I had another thought on what I had said last night about this. Are the complex incantations that were required back then that much different from the process of adding geotags to flickr pictures today? I think some of us are always destined to be find some things first. And as I get older it's getting harder to keep up. I have a seemingly diminishing amount of room in my brain for new stuff. Every time I learn something new, something old has to go.
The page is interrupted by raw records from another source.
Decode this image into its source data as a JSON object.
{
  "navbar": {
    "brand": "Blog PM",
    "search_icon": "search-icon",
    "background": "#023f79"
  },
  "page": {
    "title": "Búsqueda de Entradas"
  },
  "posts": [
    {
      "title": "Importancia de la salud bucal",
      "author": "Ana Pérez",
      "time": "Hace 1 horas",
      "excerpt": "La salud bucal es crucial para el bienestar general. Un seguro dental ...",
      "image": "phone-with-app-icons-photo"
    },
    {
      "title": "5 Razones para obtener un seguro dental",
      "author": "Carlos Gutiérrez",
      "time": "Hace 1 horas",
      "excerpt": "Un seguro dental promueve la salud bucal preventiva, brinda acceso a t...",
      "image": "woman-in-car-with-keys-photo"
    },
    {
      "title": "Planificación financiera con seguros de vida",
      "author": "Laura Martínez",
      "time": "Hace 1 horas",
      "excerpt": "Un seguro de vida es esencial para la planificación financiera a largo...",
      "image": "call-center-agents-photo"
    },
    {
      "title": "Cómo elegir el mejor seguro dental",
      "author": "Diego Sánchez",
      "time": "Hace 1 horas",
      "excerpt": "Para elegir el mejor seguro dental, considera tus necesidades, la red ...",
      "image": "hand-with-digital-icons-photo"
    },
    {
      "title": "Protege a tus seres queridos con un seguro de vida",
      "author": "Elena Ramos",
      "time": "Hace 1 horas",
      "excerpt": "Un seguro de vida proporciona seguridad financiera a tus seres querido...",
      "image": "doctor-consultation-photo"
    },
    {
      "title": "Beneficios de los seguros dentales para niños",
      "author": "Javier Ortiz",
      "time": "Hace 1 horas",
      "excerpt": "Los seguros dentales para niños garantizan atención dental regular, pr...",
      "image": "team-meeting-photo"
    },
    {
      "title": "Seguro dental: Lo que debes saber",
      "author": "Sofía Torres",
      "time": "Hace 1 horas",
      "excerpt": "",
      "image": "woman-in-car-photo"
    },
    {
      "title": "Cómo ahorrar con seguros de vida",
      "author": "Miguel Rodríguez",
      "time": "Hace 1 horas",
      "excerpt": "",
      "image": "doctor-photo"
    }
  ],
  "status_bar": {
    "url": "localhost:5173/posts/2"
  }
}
Having just put our 3.5 year old to bed afer watching Rainbow on Nick Jnr I feel really old. I seem to remember being at the top end of primary when it was on. As for Button Moon - it's way too contemprary for me!

Gordon McKinlay said...

Nostalgia, ah what a wonderful thing. Is it something to do with being in our forties? Less of the old, please. I don't think we all need to be dragged down.

Not long after I started teaching we had access to TTNS via a BBC computer. This was a great way of using email with all the other schools using the system. It never really caught on. I remember being involved in developing an in-service package on using it's services. One of the main discussions was about how to get teachers to actually use email. Has anything chaged?

The brave new world of the web was unforseen at that time.

Mr McSwan said...

My first memory of the internet was in 1997, i'd just got a computer with a 33.6kbps modem, we (and by we I mean my parents) had to pay for an account and pay for the calls to be online.

Within 10 years just look at the difference.